I truly don’t identify with the ‘label’ of being Jewish simply because I have never attended a synagogue nor did I follow the faith. Yes, I am Jewish but to me it is only a word… a connection, if you will, to my grandmother’s past.
I don’t identify with being a ‘Maori” even though it flows through my veins. Nor have I ever used that ‘connection’ to obtain what could ‘rightfully’ be mine as a Maori descendant. Nor do I identify with any of the heritage passed down from my own father’s side which includes English, Scottish and a dash of Welsh.
I was born a New Zealander and therefore in all my thoughts, it never mattered to me what heritage of blood flowed. Instead, it mattered what my homeland in all its beauty meant to me.

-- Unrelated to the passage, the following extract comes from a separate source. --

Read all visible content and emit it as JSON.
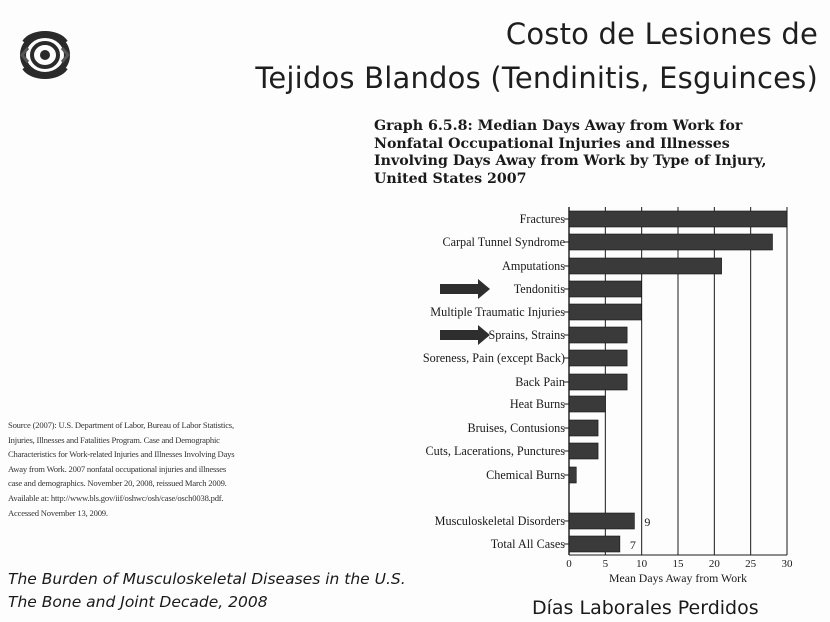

I identified with the green lush grasses, the endless streams of flowing water filled with trout, salmon and other yummy delicacies.
I identified with the mountains capped with snow and clouds, the roads that lead to towns of small and large populations and beautiful sights that stirred the glance and entertained the mind that all this splendour was yours to behold. It also meant the nights of wandering out the back with my Dad, as we watched the steam train hurtle past our house. We listened to the steam train blow its horn as we watched the amazing glow from the burn box be filled with shovels of coal.
Memories of walking through the vastness of the country with my father leading his troop of three children as he gave us valuable tidbits of information regarding fauna and flora. That still to this day comes spouting out of my mouth unprovoked. It is the memories invoked from watching my Mother race across the road to the bakery and knowing within minutes when she would return, I would be enjoying the sheer bliss of eating a freshly made Eccles cake.
The way the sugar would dissolve in my mouth and the texture of how flaky the pastry was, before it floated in the air as if it were a ballerina dancing.
The smell of freshly made potato bread. My Mum literally surrounded by all the colours of the rainbow as she left her sewing room to give us kids lunch. The sheer delight of watching snow fall and being allowed to play outside the snow as the ground cloaked in whiteness. The feel of my little red gumboots as I walked singing The Carpenter’s – ‘I’m on top of the world’ at the top of my lungs, not knowing that my mother stood on the back step hysterically laughing with glee.
Mum yelling to Dad as we drove along the road in our beautiful blue Holden station wagon with chromed siding- “Pete, stop, stop…it’s PUHA!!!” Before she virtually threw herself out the door to gather up the plant that closely resembles one rather ugly weed but tastes so divine when cooked with pork.
New Zealand to me is not a blood connection but a heart connection. It is a part of me, just like breathing is to my body…. an intangible necessary essence of life.
So as I listened to the twins tell me about the prospective design of their next tattoo; I asked them to put a little bit of me into that tattoo. A little bit of their heritage, their blood line and their essence from me….. N.Z.
Just like to point out, Miss scarlett has told me NOT to write a bloody novel…. ooops!
Love from me
The Kiwi who flew across the ocean to become a Prawn.